Les agences de renseignement américaines, y compris la CIA, ont fondé leur évaluation du rôle de MBS sur son “contrôle sur la prise de décision” et “l’implication directe d’un conseiller clé” et des membres de son “détail protecteur” dans l’opération.

L’Arabie saoudite a longtemps nié que MBS ait eu une connaissance directe du meurtre de Khashoggi.

Après la publication du rapport vendredi, des responsables de l’administration Biden ont annoncé des interdictions de voyager à 76 ressortissants saoudiens et imposé des sanctions financières au général de division saoudien Ahmad Hassan Mohammad Asiri, un proche confident de MBS.

“Il est vraiment regrettable que ce rapport, avec ses conclusions injustifiées et inexactes, soit publié alors que le royaume a clairement dénoncé ce crime odieux, et que les dirigeants du royaume ont pris les mesures nécessaires pour faire en sorte qu’une telle tragédie ne se reproduise plus”, a déclaré l’Arabie saoudite. . déclaration a dit.

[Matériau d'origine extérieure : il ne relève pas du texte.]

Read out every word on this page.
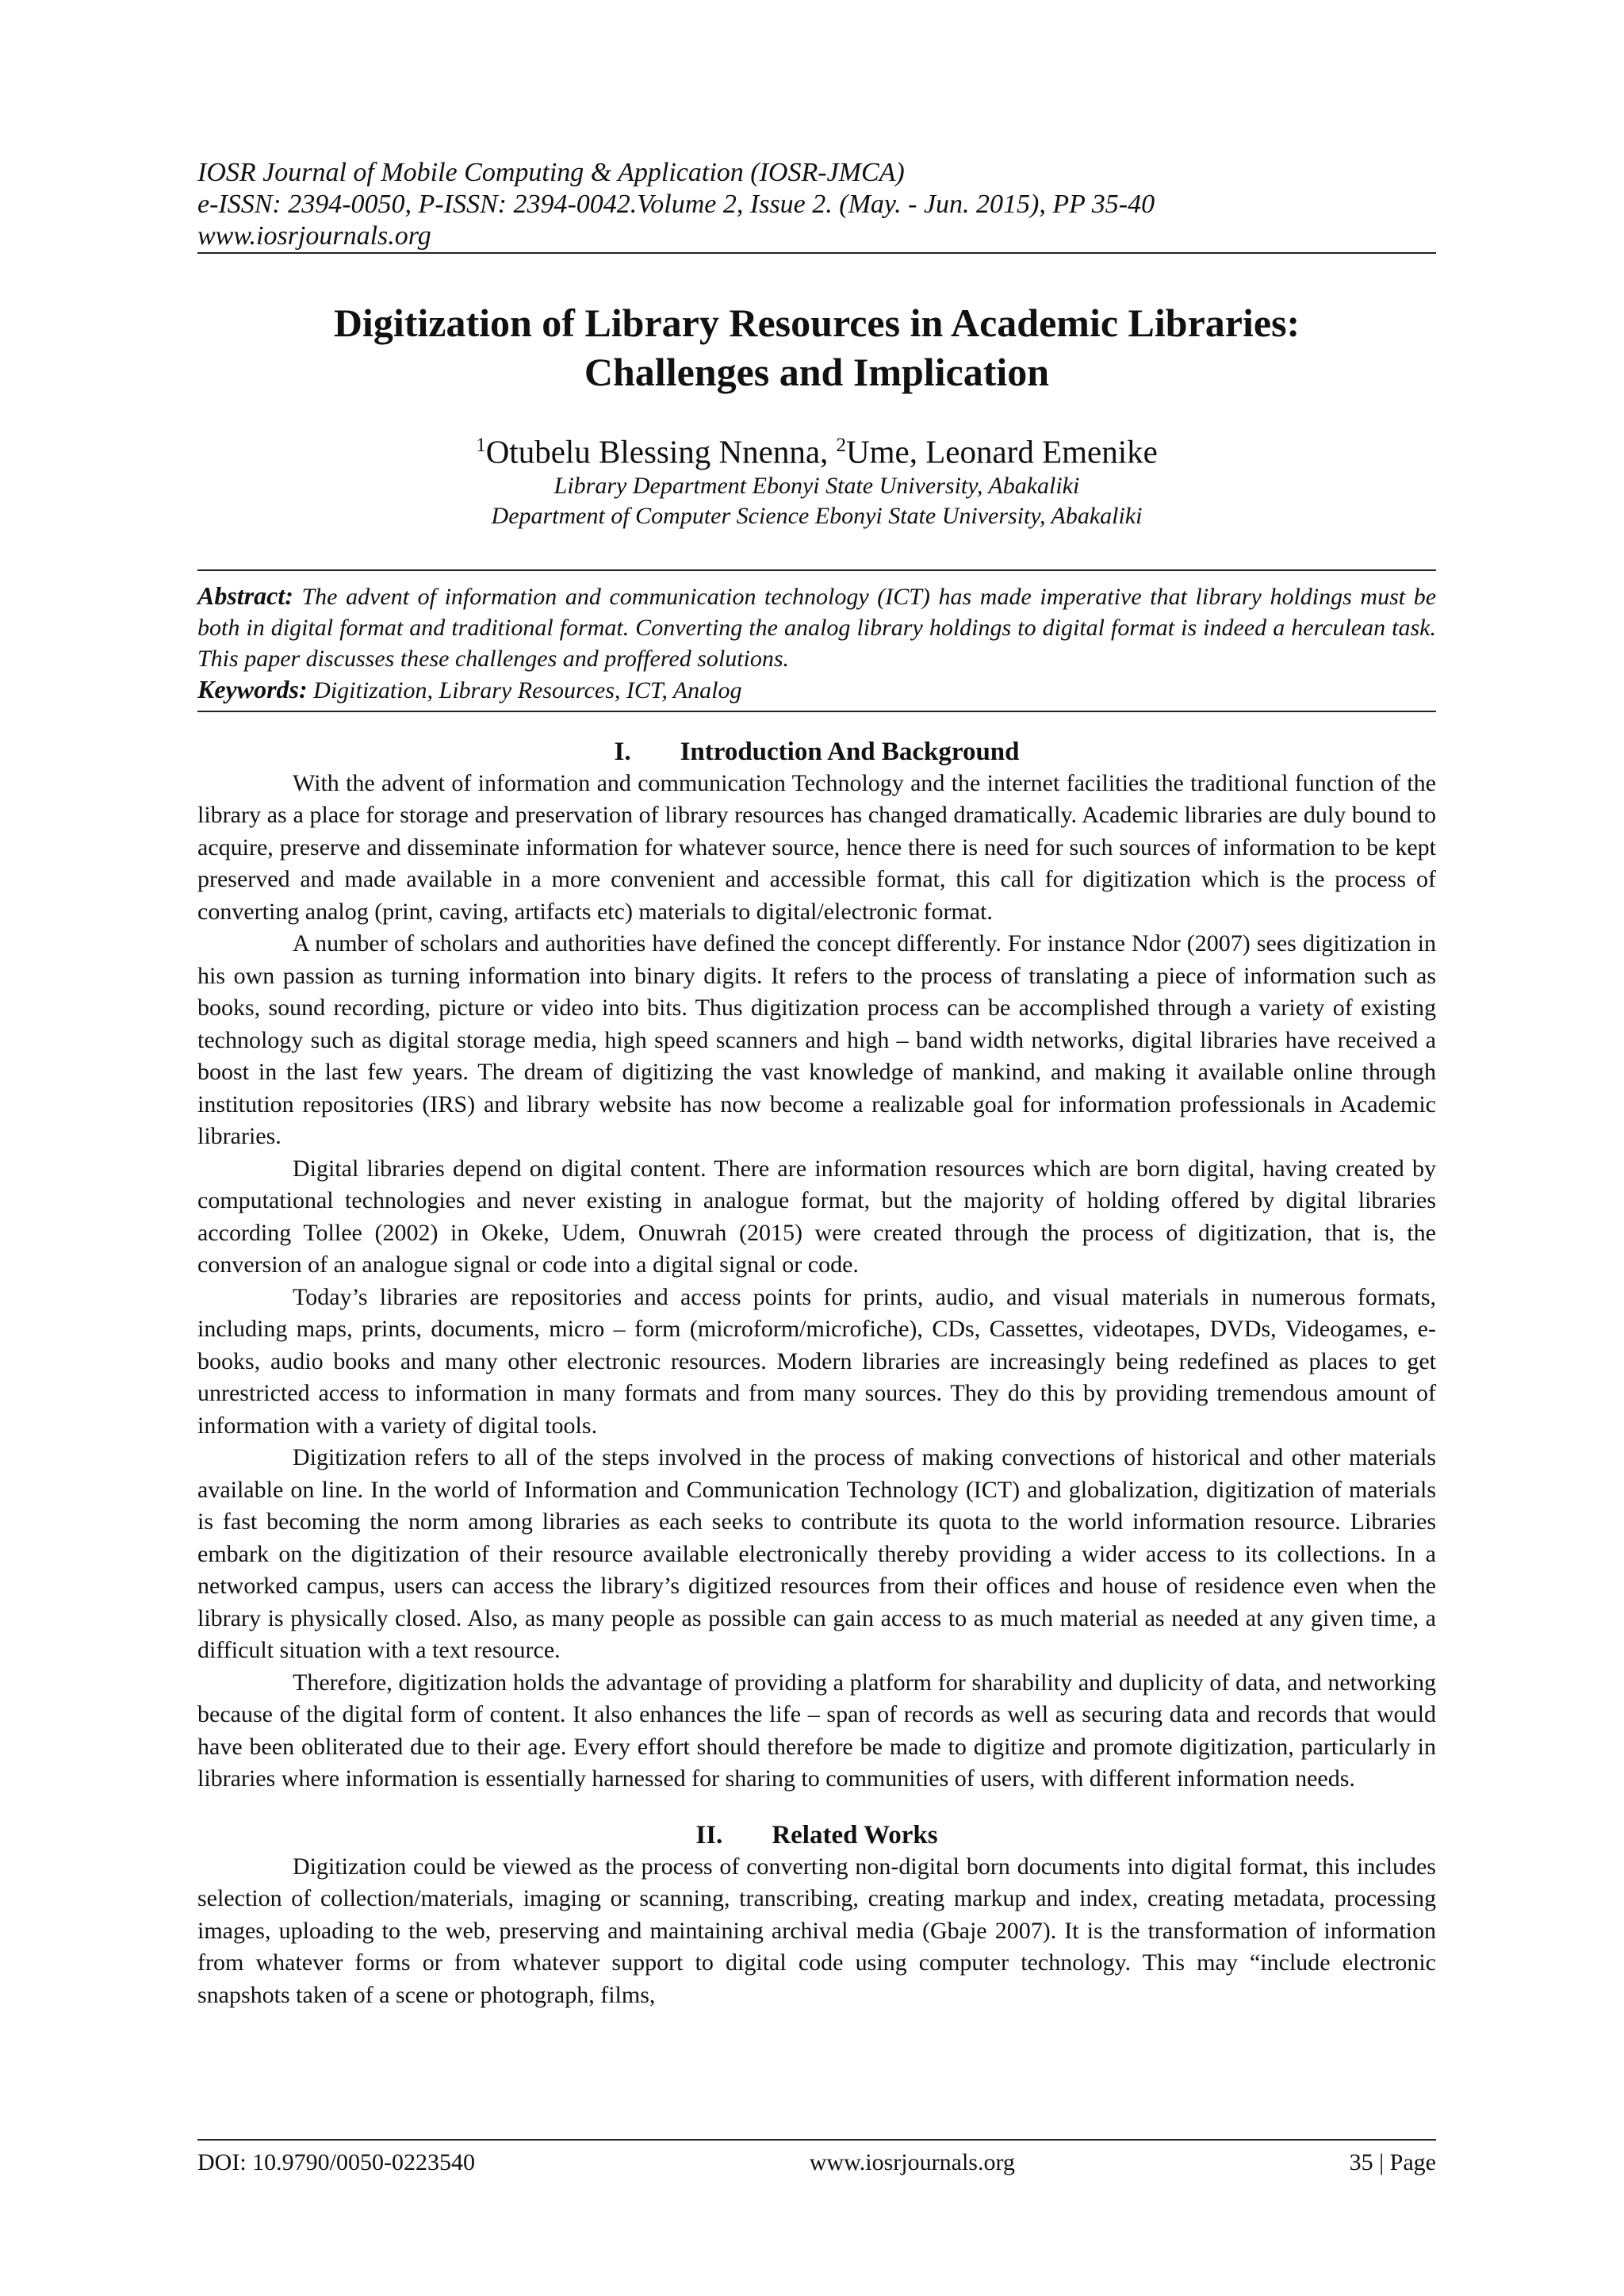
IOSR Journal of Mobile Computing & Application (IOSR-JMCA)
e-ISSN: 2394-0050, P-ISSN: 2394-0042.Volume 2, Issue 2. (May. - Jun. 2015), PP 35-40
www.iosrjournals.org
Digitization of Library Resources in Academic Libraries:
Challenges and Implication
$^1$Otubelu Blessing Nnenna, $^2$Ume, Leonard Emenike
Library Department Ebonyi State University, Abakaliki
Department of Computer Science Ebonyi State University, Abakaliki
Abstract: The advent of information and communication technology (ICT) has made imperative that library holdings must be both in digital format and traditional format. Converting the analog library holdings to digital format is indeed a herculean task. This paper discusses these challenges and proffered solutions.
Keywords: Digitization, Library Resources, ICT, Analog
I. Introduction And Background

With the advent of information and communication Technology and the internet facilities the traditional function of the library as a place for storage and preservation of library resources has changed dramatically. Academic libraries are duly bound to acquire, preserve and disseminate information for whatever source, hence there is need for such sources of information to be kept preserved and made available in a more convenient and accessible format, this call for digitization which is the process of converting analog (print, caving, artifacts etc) materials to digital/electronic format.

A number of scholars and authorities have defined the concept differently. For instance Ndor (2007) sees digitization in his own passion as turning information into binary digits. It refers to the process of translating a piece of information such as books, sound recording, picture or video into bits. Thus digitization process can be accomplished through a variety of existing technology such as digital storage media, high speed scanners and high – band width networks, digital libraries have received a boost in the last few years. The dream of digitizing the vast knowledge of mankind, and making it available online through institution repositories (IRS) and library website has now become a realizable goal for information professionals in Academic libraries.

Digital libraries depend on digital content. There are information resources which are born digital, having created by computational technologies and never existing in analogue format, but the majority of holding offered by digital libraries according Tollee (2002) in Okeke, Udem, Onuwrah (2015) were created through the process of digitization, that is, the conversion of an analogue signal or code into a digital signal or code.

Today’s libraries are repositories and access points for prints, audio, and visual materials in numerous formats, including maps, prints, documents, micro – form (microform/microfiche), CDs, Cassettes, videotapes, DVDs, Videogames, e-books, audio books and many other electronic resources. Modern libraries are increasingly being redefined as places to get unrestricted access to information in many formats and from many sources. They do this by providing tremendous amount of information with a variety of digital tools.

Digitization refers to all of the steps involved in the process of making convections of historical and other materials available on line. In the world of Information and Communication Technology (ICT) and globalization, digitization of materials is fast becoming the norm among libraries as each seeks to contribute its quota to the world information resource. Libraries embark on the digitization of their resource available electronically thereby providing a wider access to its collections. In a networked campus, users can access the library’s digitized resources from their offices and house of residence even when the library is physically closed. Also, as many people as possible can gain access to as much material as needed at any given time, a difficult situation with a text resource.

Therefore, digitization holds the advantage of providing a platform for sharability and duplicity of data, and networking because of the digital form of content. It also enhances the life – span of records as well as securing data and records that would have been obliterated due to their age. Every effort should therefore be made to digitize and promote digitization, particularly in libraries where information is essentially harnessed for sharing to communities of users, with different information needs.

II. Related Works

Digitization could be viewed as the process of converting non-digital born documents into digital format, this includes selection of collection/materials, imaging or scanning, transcribing, creating markup and index, creating metadata, processing images, uploading to the web, preserving and maintaining archival media (Gbaje 2007). It is the transformation of information from whatever forms or from whatever support to digital code using computer technology. This may “include electronic snapshots taken of a scene or photograph, films,

DOI: 10.9790/0050-0223540	www.iosrjournals.org	35 | Page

“Le Royaume rejette toute mesure qui porte atteinte à son leadership, à sa souveraineté et à l’indépendance de son système judiciaire.”

Interrogé sur le démenti saoudien des conclusions du rapport, le secrétaire d’État américain Antony Blinken a déclaré à Washington que «le rapport parle de lui-même» et que l’administration Biden «essaie d’apporter la transparence sur cette question et de partager avec le peuple américain ce que nous connaître. “

Le royaume avait donné “des maisons de plusieurs millions de dollars” et “des paiements mensuels à cinq chiffres” aux quatre enfants de Khashoggi, selon un rapport de 2019 du Washington Post, le journal américain où Khashoggi était chroniqueur.

READ  Le nouvel éditeur de Teen Vogue démissionne suite à des tweets homophobes et anti-asiatiques du passé | Comte Nast

Khashoggi a écrit dans sa dernière chronique avant d’être assassiné sur la nécessité d’une presse libre dans le monde arabe.

“Un récit dirigé par l’État domine la psyché publique et, bien que beaucoup ne le croient pas, une grande majorité de la population est victime de ce faux récit”, a déclaré Khashoggi.